In Portugal few health units have specialized methods for confirming dysphagia, such as videofluoroscopy of swallowing (29). When it is not possible to perform such tests, tools such as the EAT-10 (or the EAT-9) can be a solution. When adapted and validated for use among specific populations, this scale may be used as a first-line screening tool in the detection of problems of swallowing, dysphagia or individuals predisposed to nutritional and pulmonar complications that need to be referred for a more exhaustive and accurate evaluation (1, 16, 30).

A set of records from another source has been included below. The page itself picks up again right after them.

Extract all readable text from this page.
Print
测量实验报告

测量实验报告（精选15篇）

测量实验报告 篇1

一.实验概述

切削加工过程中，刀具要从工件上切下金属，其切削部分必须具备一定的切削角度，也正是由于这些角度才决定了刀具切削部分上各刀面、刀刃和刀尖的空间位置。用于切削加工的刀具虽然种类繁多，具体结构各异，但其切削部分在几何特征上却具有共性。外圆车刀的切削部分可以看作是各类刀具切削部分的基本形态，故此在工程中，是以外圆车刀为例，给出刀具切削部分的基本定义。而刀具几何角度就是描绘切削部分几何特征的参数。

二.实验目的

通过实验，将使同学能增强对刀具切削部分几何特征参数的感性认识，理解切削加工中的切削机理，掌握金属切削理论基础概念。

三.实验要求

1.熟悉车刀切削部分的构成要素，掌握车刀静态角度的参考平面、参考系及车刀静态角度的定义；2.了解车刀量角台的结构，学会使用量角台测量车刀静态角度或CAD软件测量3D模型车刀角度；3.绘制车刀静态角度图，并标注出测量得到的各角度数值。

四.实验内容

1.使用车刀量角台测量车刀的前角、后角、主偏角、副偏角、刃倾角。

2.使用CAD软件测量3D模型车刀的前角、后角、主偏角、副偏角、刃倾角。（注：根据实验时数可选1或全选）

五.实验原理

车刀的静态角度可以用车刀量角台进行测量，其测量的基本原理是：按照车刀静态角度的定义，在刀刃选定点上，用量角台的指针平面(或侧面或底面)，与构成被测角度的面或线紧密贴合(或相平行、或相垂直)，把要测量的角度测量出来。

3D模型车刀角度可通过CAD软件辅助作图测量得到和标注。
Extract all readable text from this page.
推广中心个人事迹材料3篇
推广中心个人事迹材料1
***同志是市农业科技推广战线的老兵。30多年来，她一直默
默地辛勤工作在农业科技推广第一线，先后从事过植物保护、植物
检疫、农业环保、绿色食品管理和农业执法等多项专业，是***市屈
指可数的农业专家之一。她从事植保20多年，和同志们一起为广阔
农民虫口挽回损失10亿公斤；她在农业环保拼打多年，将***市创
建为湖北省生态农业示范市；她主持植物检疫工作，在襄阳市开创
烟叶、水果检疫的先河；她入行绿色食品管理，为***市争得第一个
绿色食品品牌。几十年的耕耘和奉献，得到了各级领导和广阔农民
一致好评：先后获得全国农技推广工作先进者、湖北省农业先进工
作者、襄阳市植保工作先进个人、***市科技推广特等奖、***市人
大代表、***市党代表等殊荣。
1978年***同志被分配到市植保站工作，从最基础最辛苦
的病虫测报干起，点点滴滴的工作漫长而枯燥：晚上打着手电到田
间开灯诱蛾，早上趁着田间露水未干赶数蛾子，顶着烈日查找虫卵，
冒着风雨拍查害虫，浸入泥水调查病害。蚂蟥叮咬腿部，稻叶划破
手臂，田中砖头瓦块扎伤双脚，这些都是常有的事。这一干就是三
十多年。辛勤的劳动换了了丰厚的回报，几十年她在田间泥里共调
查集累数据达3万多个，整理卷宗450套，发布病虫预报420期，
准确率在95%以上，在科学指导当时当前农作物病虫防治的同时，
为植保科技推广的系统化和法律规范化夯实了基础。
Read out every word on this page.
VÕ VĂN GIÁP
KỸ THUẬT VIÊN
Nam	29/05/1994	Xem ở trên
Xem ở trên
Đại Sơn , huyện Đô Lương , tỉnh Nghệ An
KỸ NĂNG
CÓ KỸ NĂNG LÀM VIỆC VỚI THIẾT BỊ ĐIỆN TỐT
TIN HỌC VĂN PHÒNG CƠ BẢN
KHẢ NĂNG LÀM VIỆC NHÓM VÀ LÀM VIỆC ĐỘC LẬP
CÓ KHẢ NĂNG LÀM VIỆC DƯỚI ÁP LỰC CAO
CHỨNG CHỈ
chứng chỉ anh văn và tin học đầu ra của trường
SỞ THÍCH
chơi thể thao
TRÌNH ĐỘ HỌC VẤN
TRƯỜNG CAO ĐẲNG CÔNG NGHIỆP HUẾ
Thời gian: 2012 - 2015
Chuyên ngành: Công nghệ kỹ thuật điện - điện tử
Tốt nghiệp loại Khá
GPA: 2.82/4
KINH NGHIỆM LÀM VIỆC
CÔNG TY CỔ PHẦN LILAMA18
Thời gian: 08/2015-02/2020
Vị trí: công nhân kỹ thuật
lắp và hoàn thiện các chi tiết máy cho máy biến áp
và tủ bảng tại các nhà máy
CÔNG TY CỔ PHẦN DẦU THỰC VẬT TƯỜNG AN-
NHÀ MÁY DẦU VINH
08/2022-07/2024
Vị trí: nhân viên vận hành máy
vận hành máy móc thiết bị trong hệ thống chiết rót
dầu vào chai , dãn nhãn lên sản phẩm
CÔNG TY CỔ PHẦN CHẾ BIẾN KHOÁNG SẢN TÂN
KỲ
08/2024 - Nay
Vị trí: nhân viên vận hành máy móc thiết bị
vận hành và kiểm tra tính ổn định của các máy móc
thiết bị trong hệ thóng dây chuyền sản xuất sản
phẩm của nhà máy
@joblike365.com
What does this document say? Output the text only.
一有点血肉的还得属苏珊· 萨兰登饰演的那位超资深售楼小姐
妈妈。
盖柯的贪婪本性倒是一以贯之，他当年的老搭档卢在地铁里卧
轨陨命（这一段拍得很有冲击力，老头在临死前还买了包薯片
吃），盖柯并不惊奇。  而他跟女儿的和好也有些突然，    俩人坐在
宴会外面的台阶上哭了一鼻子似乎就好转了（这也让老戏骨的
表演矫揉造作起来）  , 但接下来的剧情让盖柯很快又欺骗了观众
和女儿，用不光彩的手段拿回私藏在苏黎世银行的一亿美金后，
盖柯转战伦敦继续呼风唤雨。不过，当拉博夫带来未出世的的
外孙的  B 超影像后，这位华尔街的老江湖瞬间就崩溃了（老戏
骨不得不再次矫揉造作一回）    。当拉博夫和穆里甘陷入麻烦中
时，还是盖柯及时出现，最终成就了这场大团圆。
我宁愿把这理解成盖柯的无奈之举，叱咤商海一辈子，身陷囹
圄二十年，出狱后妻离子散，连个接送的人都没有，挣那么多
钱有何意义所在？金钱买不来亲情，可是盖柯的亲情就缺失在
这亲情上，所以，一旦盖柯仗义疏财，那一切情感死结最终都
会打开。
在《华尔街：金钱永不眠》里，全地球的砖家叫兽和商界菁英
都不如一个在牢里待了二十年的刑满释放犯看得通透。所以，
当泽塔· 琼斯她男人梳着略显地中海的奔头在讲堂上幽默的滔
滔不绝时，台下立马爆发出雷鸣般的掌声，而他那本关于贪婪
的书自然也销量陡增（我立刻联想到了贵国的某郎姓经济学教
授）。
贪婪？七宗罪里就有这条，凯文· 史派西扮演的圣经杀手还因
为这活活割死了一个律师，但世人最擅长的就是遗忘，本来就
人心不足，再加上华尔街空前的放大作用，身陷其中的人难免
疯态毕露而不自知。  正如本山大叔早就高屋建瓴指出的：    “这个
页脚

Although the EAT-9 can be used among the Portuguese population with CP, many individuals are not able to answer the scale, which is a limiting factor of this tool in the evaluation of the risk and/or presence of swallowing problems. Nevertheless, a pediatric version of the EAT-10, answered by caregivers, has already been developed, and showed adequate psychometric characteristics (31). Thus, the adaptation of this scale for Portuguese individuals with CP and their caregivers may be an alternative to overcome this problem.
Limitations and Strenghts
A potential limitation should be considered when interpreting the results. We found significant differences in age between the two groups. However, we consider that the magnitude of this difference was possibly not enough to have a major impact on the results comparing the two groups.
Besides the fact that, to our best knowledge, this is the first research adapting the EAT-10 to be used among Portuguese individuals with CP, other strengths should be highlighted. Compared with most studies within this population, the size of the sample used may be considered large. Moreover, the use of a control group made possible to compare individuals with CP and participants with no specific condition or pathology associated to dysphagia.